Nelayan menggunakan bom untuk mendapatkan ikan.
Foto: ANTARA
Nelayan menggunakan bom untuk mendapatkan ikan.

REPUBLIKA.CO.ID, SAMARINDA -- Profauna, sebuah lembaga berjaringan internasional yang bergerak di bidang perlindungan dan pelestarian satwa liar dan habitatnya, menemukan masih maraknya aktivitas pengeboman ikan di wilayah perairan Kabupaten Berau, Kalimantan Timur.

"Dari hasil penelusuran kami, aktitivitas penangkapan ikan menggunakan bom, masih marak terjadi di wilayah perairan Kabupaten Berau, khususnya di kawasan Kecamatan Batu Putih," ujar Koordinator Profauna Borneo Bayu Sandi yang dihubungi dari Samarinda, Selasa (31/5).

Bahkan kata Bayu Sandi, pada periode Januari hingga Mei 2016, Profauna telah menemukan dua penyu hijau yang mati sebagai dampak pengeboman ikan tersebut.

"Pada Januari, kami menemukan satu penyu mati akibat pengeboman dan pada Maret 2016, kami kembali menemukan satu penyu yang juga mati akibat aktivitas pengeboman ikan. Keduanya, merupakan jenis penyu hijau," katanya.
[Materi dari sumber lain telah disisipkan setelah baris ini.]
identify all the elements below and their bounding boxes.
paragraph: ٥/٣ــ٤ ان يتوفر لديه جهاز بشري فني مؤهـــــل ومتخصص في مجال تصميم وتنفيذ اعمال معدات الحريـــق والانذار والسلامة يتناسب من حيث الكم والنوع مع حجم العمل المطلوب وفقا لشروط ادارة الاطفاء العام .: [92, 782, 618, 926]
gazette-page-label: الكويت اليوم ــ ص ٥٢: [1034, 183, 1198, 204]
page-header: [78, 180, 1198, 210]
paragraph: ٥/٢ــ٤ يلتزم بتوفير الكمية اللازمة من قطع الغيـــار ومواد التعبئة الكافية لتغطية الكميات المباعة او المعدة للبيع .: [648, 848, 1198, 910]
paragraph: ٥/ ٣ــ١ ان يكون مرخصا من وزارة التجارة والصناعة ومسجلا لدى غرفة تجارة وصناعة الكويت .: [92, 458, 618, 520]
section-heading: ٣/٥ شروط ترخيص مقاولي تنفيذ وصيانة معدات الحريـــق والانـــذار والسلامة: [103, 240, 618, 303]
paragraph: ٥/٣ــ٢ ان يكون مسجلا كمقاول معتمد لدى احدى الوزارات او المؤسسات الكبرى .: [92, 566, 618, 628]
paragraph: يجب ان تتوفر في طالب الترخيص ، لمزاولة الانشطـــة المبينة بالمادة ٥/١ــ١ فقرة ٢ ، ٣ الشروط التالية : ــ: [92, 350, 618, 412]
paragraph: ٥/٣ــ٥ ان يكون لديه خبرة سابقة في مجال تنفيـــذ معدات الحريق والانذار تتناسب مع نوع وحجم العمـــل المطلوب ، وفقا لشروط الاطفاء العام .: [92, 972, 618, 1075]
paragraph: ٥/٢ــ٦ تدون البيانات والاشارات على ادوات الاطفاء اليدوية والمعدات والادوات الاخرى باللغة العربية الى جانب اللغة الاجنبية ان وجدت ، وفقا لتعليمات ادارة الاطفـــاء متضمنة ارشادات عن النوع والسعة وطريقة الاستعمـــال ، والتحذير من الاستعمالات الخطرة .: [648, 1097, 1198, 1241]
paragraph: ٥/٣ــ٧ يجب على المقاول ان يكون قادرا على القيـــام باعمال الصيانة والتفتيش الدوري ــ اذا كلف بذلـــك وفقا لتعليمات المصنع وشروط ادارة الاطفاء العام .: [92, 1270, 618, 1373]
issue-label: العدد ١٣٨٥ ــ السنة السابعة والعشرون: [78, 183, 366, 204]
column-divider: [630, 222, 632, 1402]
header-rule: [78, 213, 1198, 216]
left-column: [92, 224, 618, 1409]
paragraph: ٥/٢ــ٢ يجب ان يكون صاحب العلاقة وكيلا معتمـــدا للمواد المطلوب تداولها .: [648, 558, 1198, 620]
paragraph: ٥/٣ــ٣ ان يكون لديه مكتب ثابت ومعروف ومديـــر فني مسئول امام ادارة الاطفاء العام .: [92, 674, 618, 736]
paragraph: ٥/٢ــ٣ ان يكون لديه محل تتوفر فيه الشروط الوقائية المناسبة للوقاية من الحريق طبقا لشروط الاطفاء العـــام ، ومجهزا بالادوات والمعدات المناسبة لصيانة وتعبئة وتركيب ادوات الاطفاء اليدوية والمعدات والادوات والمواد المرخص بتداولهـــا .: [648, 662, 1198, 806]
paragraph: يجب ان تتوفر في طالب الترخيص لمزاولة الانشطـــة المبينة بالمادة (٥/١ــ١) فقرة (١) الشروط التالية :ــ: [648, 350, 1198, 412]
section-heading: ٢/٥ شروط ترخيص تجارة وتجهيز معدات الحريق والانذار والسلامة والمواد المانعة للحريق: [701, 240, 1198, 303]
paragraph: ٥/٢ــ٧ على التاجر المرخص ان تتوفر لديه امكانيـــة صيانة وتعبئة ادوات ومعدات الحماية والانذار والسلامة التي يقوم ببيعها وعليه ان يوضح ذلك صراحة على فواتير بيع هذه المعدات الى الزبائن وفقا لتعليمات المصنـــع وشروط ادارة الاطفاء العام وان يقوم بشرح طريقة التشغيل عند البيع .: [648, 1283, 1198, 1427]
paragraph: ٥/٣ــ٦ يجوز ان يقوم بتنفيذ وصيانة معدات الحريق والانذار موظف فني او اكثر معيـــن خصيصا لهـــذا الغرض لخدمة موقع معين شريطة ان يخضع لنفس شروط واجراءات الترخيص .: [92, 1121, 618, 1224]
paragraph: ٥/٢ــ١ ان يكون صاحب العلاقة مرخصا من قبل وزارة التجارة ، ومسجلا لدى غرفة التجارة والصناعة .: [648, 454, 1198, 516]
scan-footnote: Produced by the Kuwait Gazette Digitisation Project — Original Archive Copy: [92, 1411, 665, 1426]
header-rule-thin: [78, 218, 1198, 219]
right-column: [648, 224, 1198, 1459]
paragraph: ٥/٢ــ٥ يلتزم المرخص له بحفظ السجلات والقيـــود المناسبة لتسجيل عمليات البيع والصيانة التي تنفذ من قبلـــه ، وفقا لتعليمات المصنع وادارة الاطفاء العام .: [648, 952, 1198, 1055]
"Aktivitas penangkapan ikan menggunakan bom merupakan fenomena gunung es, sehingga tidak menutup kemungkinan, masih banyak penyu yang mati yang tidak ditemukan. Jadi kami berharap, ada upaya serius dari pihak-pihak terkait agar aktivitas penangkapan ikan menggunakan bom dapat segera dihentikan," ujarnya.

Dari keterangan sejumlah nelayan lanjutnya, bahan pembuat bom ikan tersebut umumnya didatangkan dari Malaysia dan sebagian dari Pulau Sulawesi.

Selain dilakukan nelayan setempat, aktivitas penangkapan ikan menggunakan bom tersebut tambahnya, juga dilakukan oleh nelayan dari luar Kaltim.

"Mereka biasanya berkelompok dan satu kelompok bisa sampai tiga hingga lima perahu. Bahkan, mereka juga membawa senjata api sehingga sangat berbahaya jika kami mencegah mereka. Dari penuturan beberapa nelayan yang pernah ikut menggunakan bom ikan, bahan bom jenis amonium nitrat itu ada yang didatangkan dari Malaysia ada juga bahannya yang didatatangkan dari Pulau Sulawesi," jelas Bayu Sandi.

Aktivitas pengeboman ikan tersebut katanya, sangat meresahkan nelayan tradisional setempat sebab hasil tangkapan mereka jauh menurun. Selain merusak ekosistem di laut, aktivitas pengeboman itu juga lanjut dia, sangat berbahaya bagi masyarakat sebab tidak sedikit warga menjadi korban akibat menggunakan bom ikan tersebut.

"Nelayan tradisional sudah mengeluhkan dampak penggunaan bom ikan itu bahkan mereka sudah melaporkan ke pihak-pihak terkait. Tetapi sejauh ini, kami belum melihat adanya penurunan aktivitas pengeboman ikan itu. Kami berharap, ada perhatian serius dari pemerintah sebab cara-cara tersebut tentu berdampak luas bagi lingkungan, khususnya ekosistem di laut termasuk sangat membahayakan jiwa masyarakat," katanya.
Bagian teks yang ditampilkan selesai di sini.